O MUNDO ACORDOU PORQUÊ ?
Goma:pequena vila do noroeste do Zaire, junto ao lago Kivu. Uma das mais belas e luxuriantes zonas do país. 3000 habitantes em tempo de paz.
De um dia para o outro "batem-lhe à porta" mais de 1 milhão e duzentas mil pessoas.
Surgem os campos de refugiados como "cogumelos": Katale (250.000), Kibumba (350.000), Kanayacushinga (60.000), Munygyi (150.000), Goma (200.000), Keshero, Kituku, Mugunga (120.000).
Não há tendas, não há alimentos, não há água, o solo vulcânico não permite a perfuração de fossas sépticas, não se enterram os cadáveres que caem às centenas não, não, não... As condições ideais para a cólera que rapidamente se tranforma em epidemia, as disentrias, a meningite, etc.
Chegam a Goma no auge do problema: morrem em média 1.200 refugiados por dia, só na cidade. A situação está fora de controle.
A ajuda alimentar ainda não chegou. A água é insuficiente. A primeira impressão que sentem é de total impotência.
O esforço psicológico pessoal a fazer é colossal: Há que ver o problema caso a caso, doente a doente e evitar o global! É simples: só podem socorrer aqueles que conseguem chegar até ao posto. Os outros há que tentar não vê-los, até porque a maioria já se deitou definitivamente, esperando a morte.
Fernando Nobre, Chefe da equipa, é cirurgião geral. Fundador e Presidente da AMI,Maria Luísa Gonçalves, psiquiatra no Hospital Miguel Bombarda, José Diogo, Clínico Geral no Centro de Saúde das Caldas da Rainha, Irineu Lobo, Enfermeiro no Hospital Santa Maria, Hugo Medeiros, Enfermeiro, faz a sua estreia na AMI, José Luís Nobre, licenciado em Ciências Políticas.
Espera-os um cenário dantesco, indiscritivel.
Nem as imagens profusamente difundidas pelos canais da televisão os prepararam para a realidade: o cheiro a cadáver e fezes é nauseabundo!
A nossa equipa trabalha no campo de refugiados de Kibumba. Das 8h às 17h não param e em conjunto com uma equipa de mais de 6 elementos da Federação Internacional da Cruz Vermelha e uma equipa de enfermeiros ruandeses e zairenses vêem entre 5 a 7.000 doentes por dia. Alguns biscoitos constituem o almoço. E ali estão nove horas a fio, mergulhados no horros, a tentar salvar vidas.
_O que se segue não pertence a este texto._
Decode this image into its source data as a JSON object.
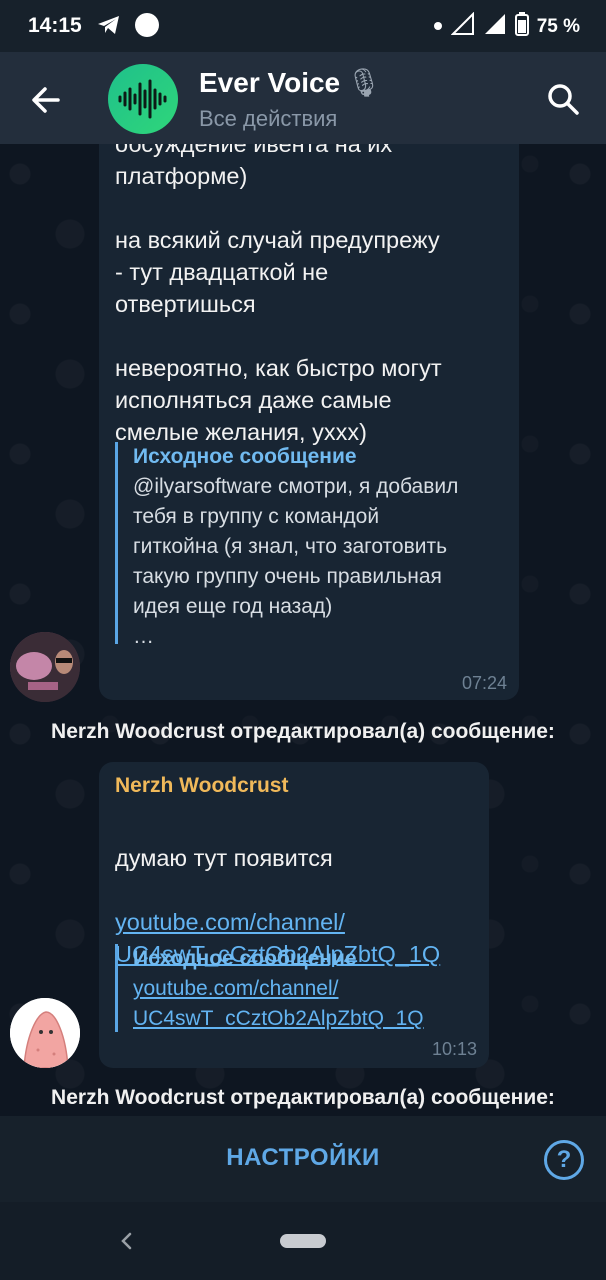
{
  "status_bar": {
    "time": "14:15",
    "battery": "75 %",
    "icons": [
      "telegram-icon",
      "circle-icon",
      "dot-icon",
      "wifi-icon",
      "signal-icon",
      "battery-icon"
    ]
  },
  "header": {
    "title": "Ever Voice",
    "title_emoji": "🎙",
    "subtitle": "Все действия"
  },
  "messages": [
    {
      "text": "обсуждение ивента на их\nплатформе)\n\nна всякий случай предупрежу\n- тут двадцаткой не\nотвертишься\n\nневероятно, как быстро могут\nисполняться даже самые\nсмелые желания, ухxx)",
      "quote_title": "Исходное сообщение",
      "quote_text": "@ilyarsoftware смотри, я добавил\nтебя в группу с командой\nгиткойна (я знал, что заготовить\nтакую группу очень правильная\nидея еще год назад)\n…",
      "time": "07:24"
    },
    {
      "sender": "Nerzh Woodcrust",
      "text": "думаю тут появится",
      "link": "youtube.com/channel/\nUC4swT_cCztOb2AlpZbtQ_1Q",
      "quote_title": "Исходное сообщение",
      "quote_link": "youtube.com/channel/\nUC4swT_cCztOb2AlpZbtQ_1Q",
      "time": "10:13"
    }
  ],
  "system_notes": [
    "Nerzh Woodcrust отредактировал(а) сообщение:",
    "Nerzh Woodcrust отредактировал(а) сообщение:"
  ],
  "bottom_bar": {
    "settings_label": "НАСТРОЙКИ",
    "help_label": "?"
  },
  "colors": {
    "accent": "#5fa8e6",
    "sender_name": "#f0b95a",
    "bubble": "#182533",
    "header": "#232e3c"
  }
}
Todos os cuidados são poucos: micróbios não faltam e as condições de higiene são quase nulas. Medem a gravidade da situação, todas as manhãs, a caminho do campo, contando os cadáveres enrolados em esteiras ao longo da estrada, à espera de serem recolhidos pelas equipas constituidas para o efeito:
Nos primeiros dias contam mais de 100 cadáveres em 5 Km. As estimativas sobre os mortos, deslocados, desaparecidos, etc. sucedem-se. Em fins de Agosto o balanço feito pelo vice coordenador do Gabinete de emergências das Nações Unidas para o Ruanda aponta para mais de um milhão de mortos.
Em fins de julho morriam nos campos à roda de Goma na ordem de 7.000 pessoas por dia.
Um mês depois, o número decresce para um total de 300 a 400, dos quais 100 em kibumba.
A ajuda humanitária foi eficaz ainda que tardia, e o papel das Organizações Não Governamentais revelou-se essencial. Sem elas 50 a 60% dos refugiados não teriam resistido.
Ao fim de um mês, é preciso ser-se frio, fazer um balanço, tomar decisões.
O pior já passou, a equipa está exausta e o custo da missão foi: 15.000 contos.
Há que fechar a missão. fica a satisfação de deixar Goma numa situação controlada, fora a tragédia com que a equipa se defrontou logo de ínicio.
OS campos estão organizados, já com alguns mercados autónomos com géneros. Sinais de esperança para um povo martirizado?
A resolução do problema passa agora pela vontade firma da Comunidade Internacional através das agências das Nações Unidas de criar condições para o regresso dos refugiados para o seu país de origem: O Ruanda.